Camino's Boy, Camino's Cheetah, won her Natl. Fld. Ch. with ease. EC field
champions and National Field Champions continued to be made, in part with
the importation of International Fld. Champions, throughout the 1950s. By
1962, however, few ECs were being entered in field trial stakes in the US,
perhaps because the breed finally had sufficient autonomy and breeding momentum
for conformation results to take center stage.
In Britain, field trialing with English Cocker stock has continued without
interruption and the Eng. Ch. title continues to include proven field performance
as a requirement. (Conformation-only champions are titled Eng. Show Ch.)
By the mid-1970s, interest re-emerged in field testing ECs. Several EC breeders
and field handlers were involved in the definition of Working Dog tests
and served on the AKC advisory committee re: the creation of the J/S/MH
In 1977, the first WDX certificates were issued to ECs: Deborah Mason's
Amer./Can. Ch. Merryborne Minstrel and Sue Rose's Amer./Can. Ch. Rose's
Sherry Lenore, Amer. UDT, Can. UDTX. A WD was also awarded to Robt. and
Lorraine MacLennan's Ch. Mittenwald Gentian Andrew.
Attempts to revive field trialing with ECs have been made over the last
two decades and at present substantial momentum has gathered. Sue Rose.....
continues to be a leader in this movement.
Those who would judge the fitness of ECs for field use, especially within
the conformation lines, by the scarcity of dual champions must first take
into account the history of the breed in this country and compare that to
the breed's record elsewhere.
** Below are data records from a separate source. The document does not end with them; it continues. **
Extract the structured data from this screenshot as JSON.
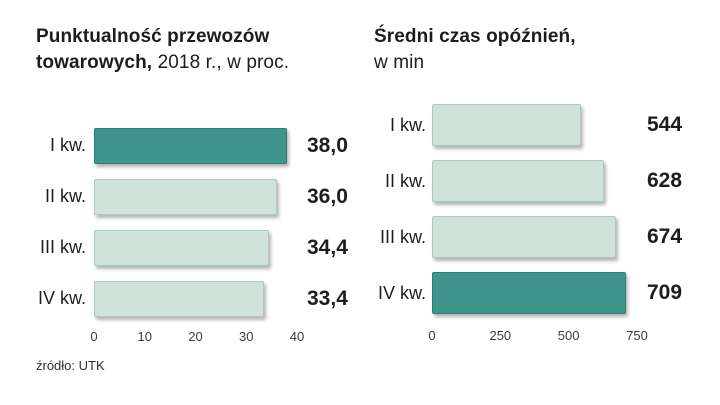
{
  "chart_data": [
    {
      "type": "bar",
      "title": "Punktualność przewozów towarowych, 2018 r., w proc.",
      "title_bold": "Punktualność przewozów towarowych,",
      "title_rest": "2018 r., w proc.",
      "categories": [
        "I kw.",
        "II kw.",
        "III kw.",
        "IV kw."
      ],
      "values": [
        38.0,
        36.0,
        34.4,
        33.4
      ],
      "value_labels": [
        "38,0",
        "36,0",
        "34,4",
        "33,4"
      ],
      "highlight_index": 0,
      "xlabel": "",
      "ylabel": "",
      "xlim": [
        0,
        40
      ],
      "xmax": 40,
      "ticks": [
        "0",
        "10",
        "20",
        "30",
        "40"
      ],
      "grid": false,
      "legend": "none"
    },
    {
      "type": "bar",
      "title": "Średni czas opóźnień, w min",
      "title_bold": "Średni czas opóźnień,",
      "title_rest": "w min",
      "categories": [
        "I kw.",
        "II kw.",
        "III kw.",
        "IV kw."
      ],
      "values": [
        544,
        628,
        674,
        709
      ],
      "value_labels": [
        "544",
        "628",
        "674",
        "709"
      ],
      "highlight_index": 3,
      "xlabel": "",
      "ylabel": "",
      "xlim": [
        0,
        750
      ],
      "xmax": 750,
      "ticks": [
        "0",
        "250",
        "500",
        "750"
      ],
      "grid": false,
      "legend": "none"
    }
  ],
  "source": "źródło: UTK",
  "colors": {
    "highlight": "#3f948b",
    "highlight_border": "#317a70",
    "bar": "#d0e3da",
    "bar_border": "#a8ccbf",
    "text": "#1d1d1b"
  }
}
It was not until 1946 that ECs could compete
in conformation on a "level playing field". And it was not until
the late 1950s that sufficient stock had been imported and bred to BEGIN
the process of developing lines with any substantial base.
When I was researching breeds, it was not uncommon to find wave patterns
in the development of the rarer spaniels -- large amounts of importation,
followed by home breeding, followed perhaps by the evolution of a distinctive
type and standard, followed again by a new, more selective wave of imports.
Whether or not this is what is currently happening in ECs, a significant
number of full Eng. Ch. have been imported to the US recently, and interest
in field training ECs is on the rise.
I submit that it is at least 25 - 50 years too soon to say whether or not
a field / show split is NECESSARY to produce outstanding excellence in either
arena. The limited gene pool which obtained for the first half of this century,
under the press of events muddied by the separatation of the cocker breeds,
simply does not allow well-founded judgements to be made at this point.